Elmar Zander <address@hidden> wrote:
> as I've understood from those threads
>   http://lists.gnu.org/archive/html/bug-coreutils/2007-12/msg00211.html
>   http://lists.gnu.org/archive/html/bug-coreutils/2007-11/msg00006.html
> and the FAQ the difference in ln and ln -s behaviour is intended and not 
> fixable.
>
> To summarize: if you type
> * ln 'path1/file1' 'path2/file2', then 'path2/file2' points to
> ./path1/file1', i.e. the path is considered relative to the current

You have the right idea, but once two files are hard-linked,
there is no directionality.  Each refers to the same inode.
I.e., saying one points to the other is misleading.

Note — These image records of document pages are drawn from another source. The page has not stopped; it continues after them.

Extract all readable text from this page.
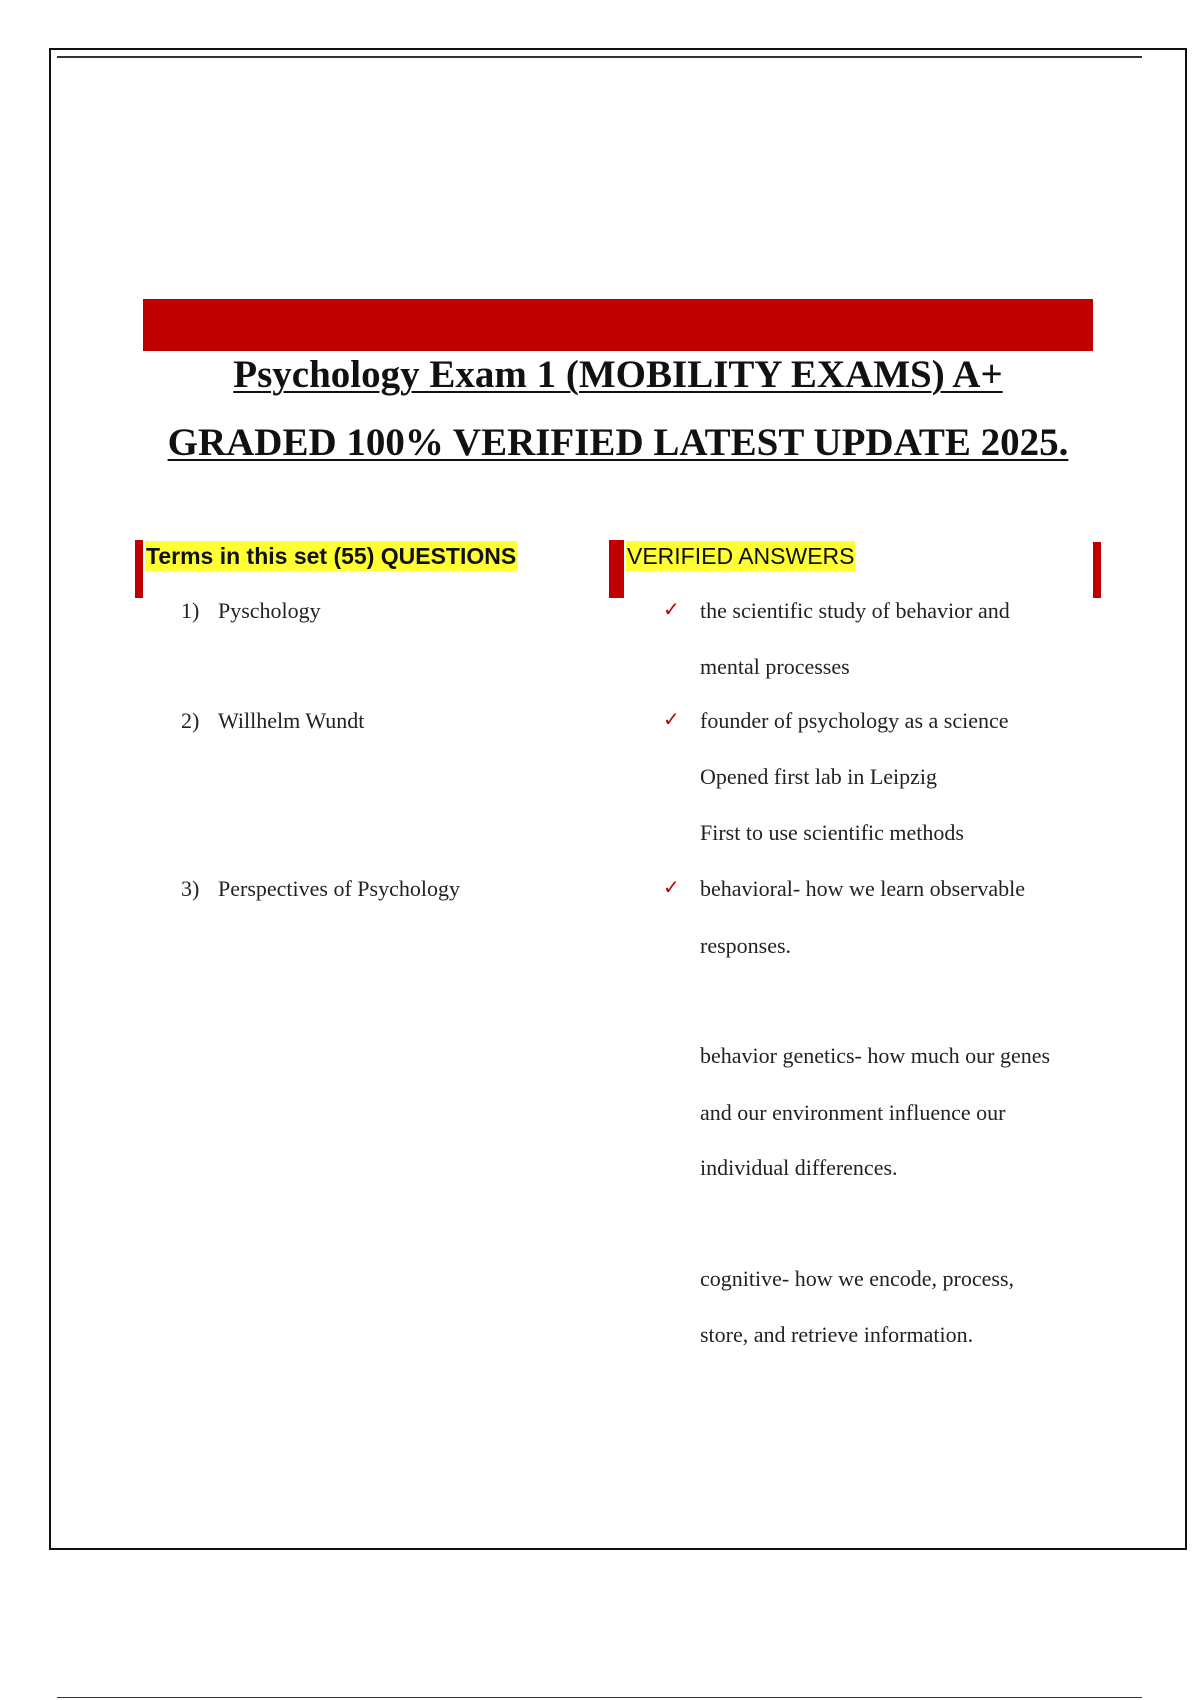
Psychology Exam 1 (MOBILITY EXAMS) A+
GRADED 100% VERIFIED LATEST UPDATE 2025.
Terms in this set (55) QUESTIONS	VERIFIED ANSWERS
1) Pyschology
2) Willhelm Wundt
3) Perspectives of Psychology
✓ the scientific study of behavior and
mental processes
✓ founder of psychology as a science
Opened first lab in Leipzig
First to use scientific methods
✓ behavioral- how we learn observable
responses.
behavior genetics- how much our genes
and our environment influence our
individual differences.
cognitive- how we encode, process,
store, and retrieve information.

> working directory (since the inode of 'path1/file1' is immediately
> resolved)
> * ln -s 'path1/file1' 'path2/file2', then 'path2/file2' points to
> path2/path1/file1', i.e. the path is considered relative to the
> directory where 'file2' resides (since just the string 'path1/file1'
> is stored somehow in 'path2/file2' and only resolved when the symlink
> path2/file2' is accessed)
>
> If you know that in the first case 'file2' is made to point to the
> same inode and in the second case just the path 'path1/file1' is
> stored in 'file2' this behaviour is ok and understandable. *But*: the
> documentation (GNU coreutils 6.10, April 2008) for 'ln' just states
> for the -s option
>
> ‘-s’, ‘--symbolic’
>     make symbolic links instead of hard links.
>
> Nothing more. For me, a statement like this usually implies that the
> two are semantically equivalent (which they are not, as
> described). So, I think that the user should be informed of this
> difference, maybe by a sentence like
>
>   Note: if 'target' is a relative path and 'linkname' does not point
> to the current directory, the created link will be relative to the
> directory  the link is created in.
>
> or
>
>   For semantic differences between ln and ln -s see the examples section.

Thanks.  Either would be good.
Would you like to adjust doc/coreutils.texi accordingly?
If you change the man page (aka --help output), bear in mind
that is should stay concise.  It does point to the complete
documentation in the info pages after all.